Ясно, что и любовь у него другая, отсюда уверенность. А обо мне вспоминает с усмешкой: был мальчишкой и почему-то мне понравилась практическая особа, которая все время считала, взвешивала. Не должна я больше о нем думать!.. А о чем, спрашивается, мне думать?.. Мама говорит, что Володя запил с горя. Это не выход. Терпеть не могу пьяных… В Пензе буду работать и меньше о нем думать. А здесь это мука: знать, что он близко и чужой… Конечно, и сумею совладать с собой. Если мы встретимся до его отъезда, не подам виду. Пусть думает, что и у меня своя жизнь… Но я-то знаю, что мне от этого не освободиться…
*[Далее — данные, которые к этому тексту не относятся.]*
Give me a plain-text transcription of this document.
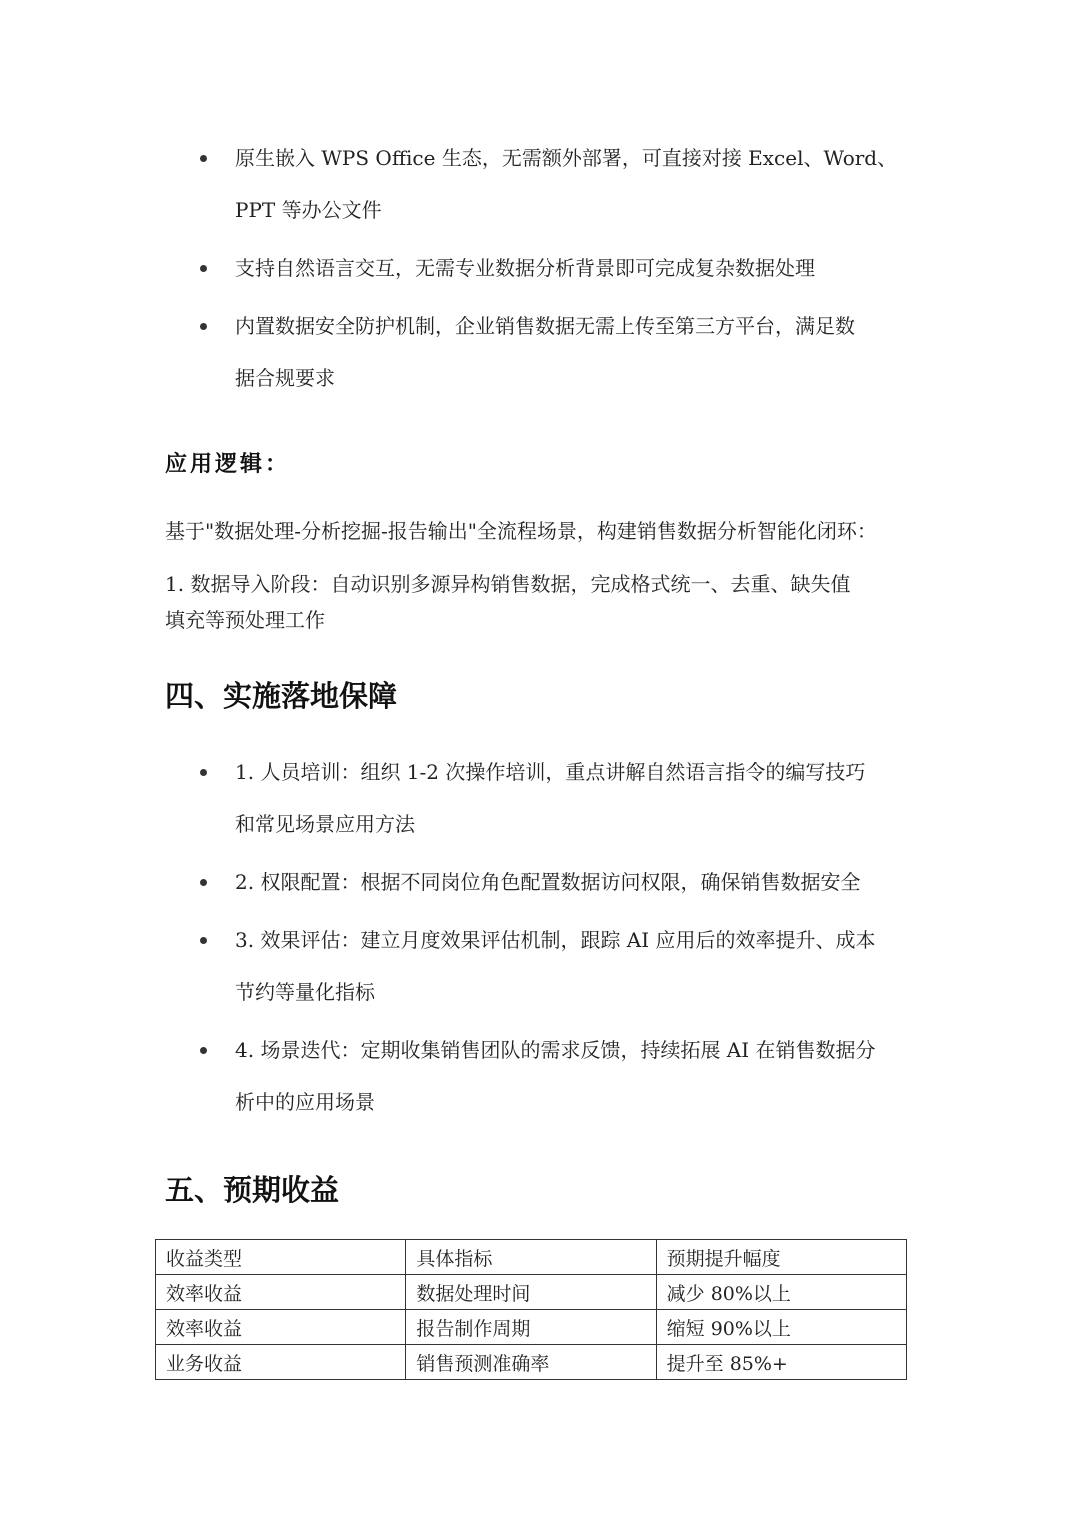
原生嵌入 WPS Office 生态，无需额外部署，可直接对接 Excel、Word、
PPT 等办公文件
支持自然语言交互，无需专业数据分析背景即可完成复杂数据处理
内置数据安全防护机制，企业销售数据无需上传至第三方平台，满足数
据合规要求
应用逻辑：

基于"数据处理-分析挖掘-报告输出"全流程场景，构建销售数据分析智能化闭环：

1. 数据导入阶段：自动识别多源异构销售数据，完成格式统一、去重、缺失值
填充等预处理工作

四、实施落地保障
1. 人员培训：组织 1-2 次操作培训，重点讲解自然语言指令的编写技巧
和常见场景应用方法
2. 权限配置：根据不同岗位角色配置数据访问权限，确保销售数据安全
3. 效果评估：建立月度效果评估机制，跟踪 AI 应用后的效率提升、成本
节约等量化指标
4. 场景迭代：定期收集销售团队的需求反馈，持续拓展 AI 在销售数据分
析中的应用场景
五、预期收益
收益类型	具体指标	预期提升幅度
效率收益	数据处理时间	减少 80%以上
效率收益	报告制作周期	缩短 90%以上
业务收益	销售预测准确率	提升至 85%+
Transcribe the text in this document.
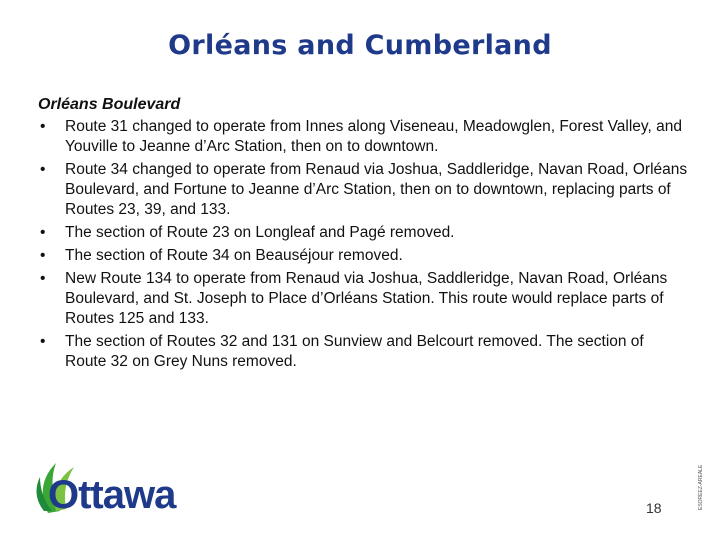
Orléans and Cumberland
Orléans Boulevard
• Route 31 changed to operate from Innes along Viseneau, Meadowglen, Forest Valley, and Youville to Jeanne d’Arc Station, then on to downtown.
• Route 34 changed to operate from Renaud via Joshua, Saddleridge, Navan Road, Orléans Boulevard, and Fortune to Jeanne d’Arc Station, then on to downtown, replacing parts of Routes 23, 39, and 133.
• The section of Route 23 on Longleaf and Pagé removed.
• The section of Route 34 on Beauséjour removed.
• New Route 134 to operate from Renaud via Joshua, Saddleridge, Navan Road, Orléans Boulevard, and St. Joseph to Place d’Orléans Station. This route would replace parts of Routes 125 and 133.
• The section of Routes 32 and 131 on Sunview and Belcourt removed. The section of Route 32 on Grey Nuns removed.
Ottawa	18	ESOREEZ-AREALE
Позвонили. Наверно, пришел к маме какой-нибудь из папиных мальчишек. Рыженький Сережа в полном восторге: сдал экзамены и гуляет по Ленинской с Ниной…
Соня открыла дверь. Савченко!
Она спокойно с ним поздоровалась, провела к себе.
— Мамы нет, она у Брайниных.
— Я знаю. Меня тоже звали.
— Что ж ты не пошел?
— Хотел зайти к тебе.
— Очень мило с твоей стороны. Хочешь чаю?
— Нет, спасибо. Я ненадолго — у меня работа. Как ты проводишь отпуск?
— Очень хорошо. Отдыхаю. А вот сегодня решила немного поработать. Видишь?
— Я эту книгу читал. Как раз из той области, которая меня теперь занимает. Кстати, у меня интересная новость…
— Уже знаю. Ты, кажется, на седьмом небе?
— Да. Но ты не знаешь, почему. Сегодня Голованов сказал, что заказчики заинтересовались проектом Соколовского. Посылают сюда двух инженеров. На следующей неделе должно состояться совещание. Теперь и Голованов заколебался. Ужасно обидно, что я не смогу присутствовать!
— Зато ты будешь гулять по улицам Парижа. Это не Пенза… Почему ты мне не сказал, что едешь в Париж?
— Я и сам не подозревал. Голованов мне сказал на следующий день. А насчет проекта я узнал только сегодня. На заводе все об этом говорят… Ты понимаешь, что это значит? Соколовский думал не только о нашем заводе, но о заказчиках, ведь для них это огромный шаг вперед. Демин сразу понял… Жалко, что я не могу тебе подробно рассказать…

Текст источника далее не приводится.